Ingredients:

  • 6 slices thick-cut bacon, diced (approx. 170g)
  • 1 medium yellow onion, finely diced (approx. 150g)
  • 3 cloves garlic, minced
  • 3 lbs Russet potatoes, peeled and cut into 1/2-inch cubes
  • 4 cups low-sodium chicken broth
  • 1/4 cup all-purpose flour
  • 2 cups whole milk, room temperature
  • 1/2 cup full-fat sour cream
  • 2 cups sharp cheddar cheese, freshly shredded
  • 1 tsp kosher salt
  • 1/2 tsp freshly cracked black pepper
  • 1/4 cup fresh chives, sliced

Instructions:

  1. Place diced bacon in a cold Dutch oven over medium heat. Cook until the bacon is crisp and mahogany-colored. Remove bacon with a slotted spoon to a paper towel-lined plate, reserving 3 tablespoons of rendered fat in the pot.
  2. Add diced onions to the hot bacon fat and sauté for 5 minutes until translucent. Stir in minced garlic and cook for 60 seconds until fragrant.
  3. Sprinkle flour over the aromatics and whisk constantly for 2 minutes to cook out the raw flour taste, creating a light roux.

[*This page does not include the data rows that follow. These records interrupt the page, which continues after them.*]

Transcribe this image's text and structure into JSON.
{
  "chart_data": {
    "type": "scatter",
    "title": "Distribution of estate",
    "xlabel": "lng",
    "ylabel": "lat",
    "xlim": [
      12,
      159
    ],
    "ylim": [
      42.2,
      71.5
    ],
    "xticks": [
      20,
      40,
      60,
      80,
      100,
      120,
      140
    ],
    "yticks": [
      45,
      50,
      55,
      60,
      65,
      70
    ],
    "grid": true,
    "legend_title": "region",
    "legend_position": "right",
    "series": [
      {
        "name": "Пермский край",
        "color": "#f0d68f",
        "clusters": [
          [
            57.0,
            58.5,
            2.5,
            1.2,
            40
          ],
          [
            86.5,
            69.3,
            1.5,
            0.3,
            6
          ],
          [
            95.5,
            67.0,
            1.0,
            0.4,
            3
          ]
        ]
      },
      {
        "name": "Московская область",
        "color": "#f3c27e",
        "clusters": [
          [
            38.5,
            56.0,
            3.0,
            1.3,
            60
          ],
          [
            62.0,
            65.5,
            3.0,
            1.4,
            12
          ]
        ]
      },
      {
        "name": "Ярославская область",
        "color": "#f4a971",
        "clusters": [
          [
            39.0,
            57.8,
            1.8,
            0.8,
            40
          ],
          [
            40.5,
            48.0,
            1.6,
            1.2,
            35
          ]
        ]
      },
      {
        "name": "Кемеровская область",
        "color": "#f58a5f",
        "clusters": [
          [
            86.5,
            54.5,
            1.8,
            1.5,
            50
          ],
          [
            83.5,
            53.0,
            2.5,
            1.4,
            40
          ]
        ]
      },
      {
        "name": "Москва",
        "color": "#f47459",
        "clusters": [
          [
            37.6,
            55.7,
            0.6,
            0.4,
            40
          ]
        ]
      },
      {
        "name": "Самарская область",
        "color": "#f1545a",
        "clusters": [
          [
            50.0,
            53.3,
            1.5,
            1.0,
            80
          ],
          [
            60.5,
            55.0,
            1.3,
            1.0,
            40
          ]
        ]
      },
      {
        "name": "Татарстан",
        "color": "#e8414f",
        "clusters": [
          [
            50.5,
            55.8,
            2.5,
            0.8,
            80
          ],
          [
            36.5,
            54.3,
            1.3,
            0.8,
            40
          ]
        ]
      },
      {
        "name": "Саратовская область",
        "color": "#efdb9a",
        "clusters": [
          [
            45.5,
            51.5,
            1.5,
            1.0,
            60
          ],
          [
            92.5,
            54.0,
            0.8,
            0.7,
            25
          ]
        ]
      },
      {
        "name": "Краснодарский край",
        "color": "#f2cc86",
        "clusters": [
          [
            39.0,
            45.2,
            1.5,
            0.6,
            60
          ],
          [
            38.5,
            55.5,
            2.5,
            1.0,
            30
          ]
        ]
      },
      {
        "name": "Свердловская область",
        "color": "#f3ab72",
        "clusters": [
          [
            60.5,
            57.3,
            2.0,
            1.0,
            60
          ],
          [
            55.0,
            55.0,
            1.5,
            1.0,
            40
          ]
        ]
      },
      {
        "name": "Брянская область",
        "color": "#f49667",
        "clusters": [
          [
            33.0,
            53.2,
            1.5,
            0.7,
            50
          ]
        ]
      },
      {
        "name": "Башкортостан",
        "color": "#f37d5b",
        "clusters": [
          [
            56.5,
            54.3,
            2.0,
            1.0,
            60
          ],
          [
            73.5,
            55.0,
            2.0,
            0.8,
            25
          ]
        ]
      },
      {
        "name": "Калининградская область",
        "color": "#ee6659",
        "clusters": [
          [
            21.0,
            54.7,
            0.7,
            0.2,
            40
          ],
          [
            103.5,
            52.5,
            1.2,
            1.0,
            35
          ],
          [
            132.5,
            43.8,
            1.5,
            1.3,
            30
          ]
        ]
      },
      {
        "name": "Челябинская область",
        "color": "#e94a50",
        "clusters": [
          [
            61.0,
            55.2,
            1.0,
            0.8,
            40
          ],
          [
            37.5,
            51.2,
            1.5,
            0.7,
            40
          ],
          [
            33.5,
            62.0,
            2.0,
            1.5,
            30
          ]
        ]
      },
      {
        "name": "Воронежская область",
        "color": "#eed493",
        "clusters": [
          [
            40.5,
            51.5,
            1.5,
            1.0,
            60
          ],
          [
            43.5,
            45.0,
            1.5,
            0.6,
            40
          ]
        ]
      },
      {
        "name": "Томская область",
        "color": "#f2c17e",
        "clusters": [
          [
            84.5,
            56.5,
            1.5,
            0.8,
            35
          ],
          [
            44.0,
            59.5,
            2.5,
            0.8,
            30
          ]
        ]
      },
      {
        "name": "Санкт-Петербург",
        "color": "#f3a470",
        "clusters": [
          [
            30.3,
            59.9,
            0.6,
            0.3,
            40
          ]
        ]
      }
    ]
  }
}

  4. Slowly pour in the chicken broth and milk while whisking to prevent lumps. Add the cubed potatoes and bring to a gentle simmer.

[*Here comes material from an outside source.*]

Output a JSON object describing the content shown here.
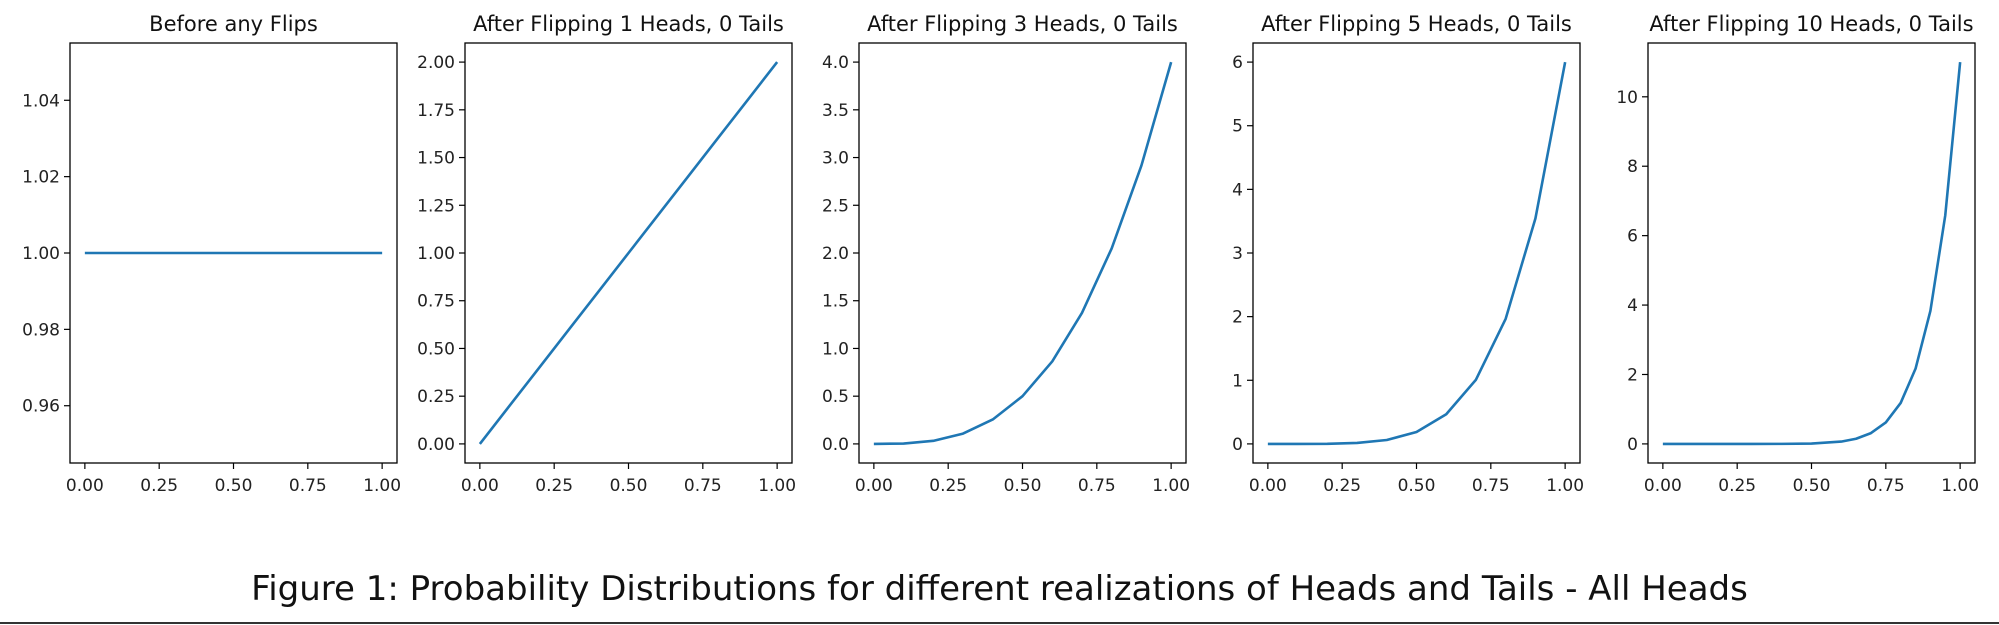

  5. Cook for 12-15 minutes or until the potatoes are fork-tender. Use a potato masher to crush about a third of the potatoes directly in the pot for a thick, chunky texture.
  6. Remove the pot from the heat. Stir in the sour cream, shredded cheddar cheese, salt, and pepper until the cheese is melted and the soup is glossy.
  7. Serve immediately topped with reserved crispy bacon bits and sliced chives.